Nadmierny wysiłek fizyczny, kontuzje podczas gry, bójki, które często prowokują psy przez ich niezbyt mądrych właścicieli, również mogą się rozpocząć. Szczenięta bardzo łatwo mają podwichnięcia i zwichnięcia, które również są czynnikami prowokującymi. Jeśli zdecydujesz, że wszystko samo zniknie, nie prostuj stawu, mocując łapę, to wkrótce zwierzę po prostu nie będzie mogło normalnie chodzić.
Ważny! Jeśli pies jest trzymany na zewnątrz, w wolierze lub na łańcuchu, wcale nie oznacza to, że jest wystarczająco obciążony.
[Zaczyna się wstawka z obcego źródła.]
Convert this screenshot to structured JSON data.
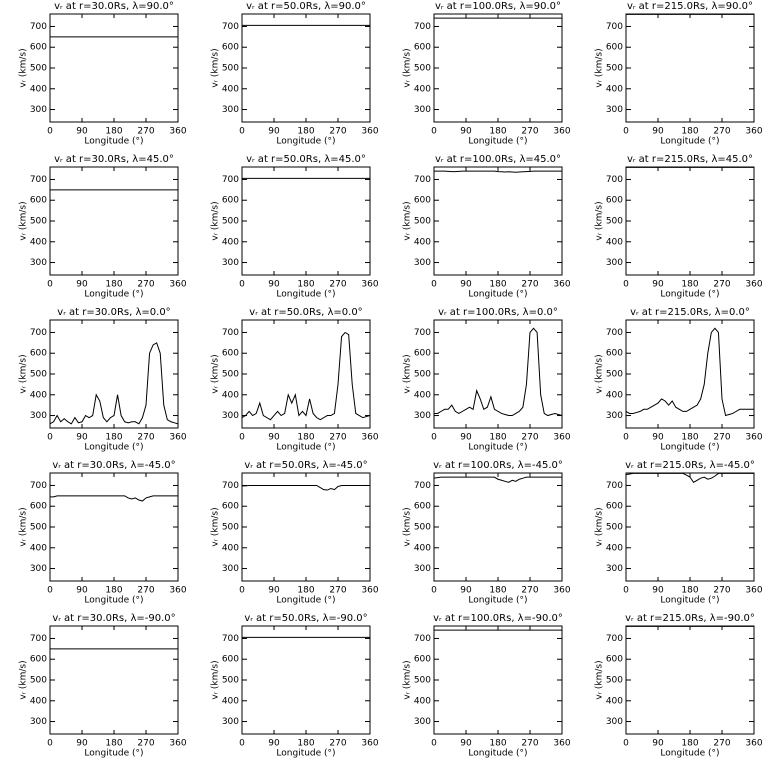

Pies powinien chodzić, aktywnie poruszać się przynajmniej 2 - 3 godziny dziennie, niewystarczająca aktywność fizyczna, jak jej nadmiar, ma zły wpływ na zdrowie psa.
Kupując dużego psa, musisz pamiętać, jaką odpowiedzialność ponosi dana osoba. Wiele problemów zdrowotnych u zwierząt pojawia się w związku z tym, że ich właściciele uznali, że troska to tylko karmienie i pojenie zwierzęcia, zapominając o spacerach, treningu, edukacji.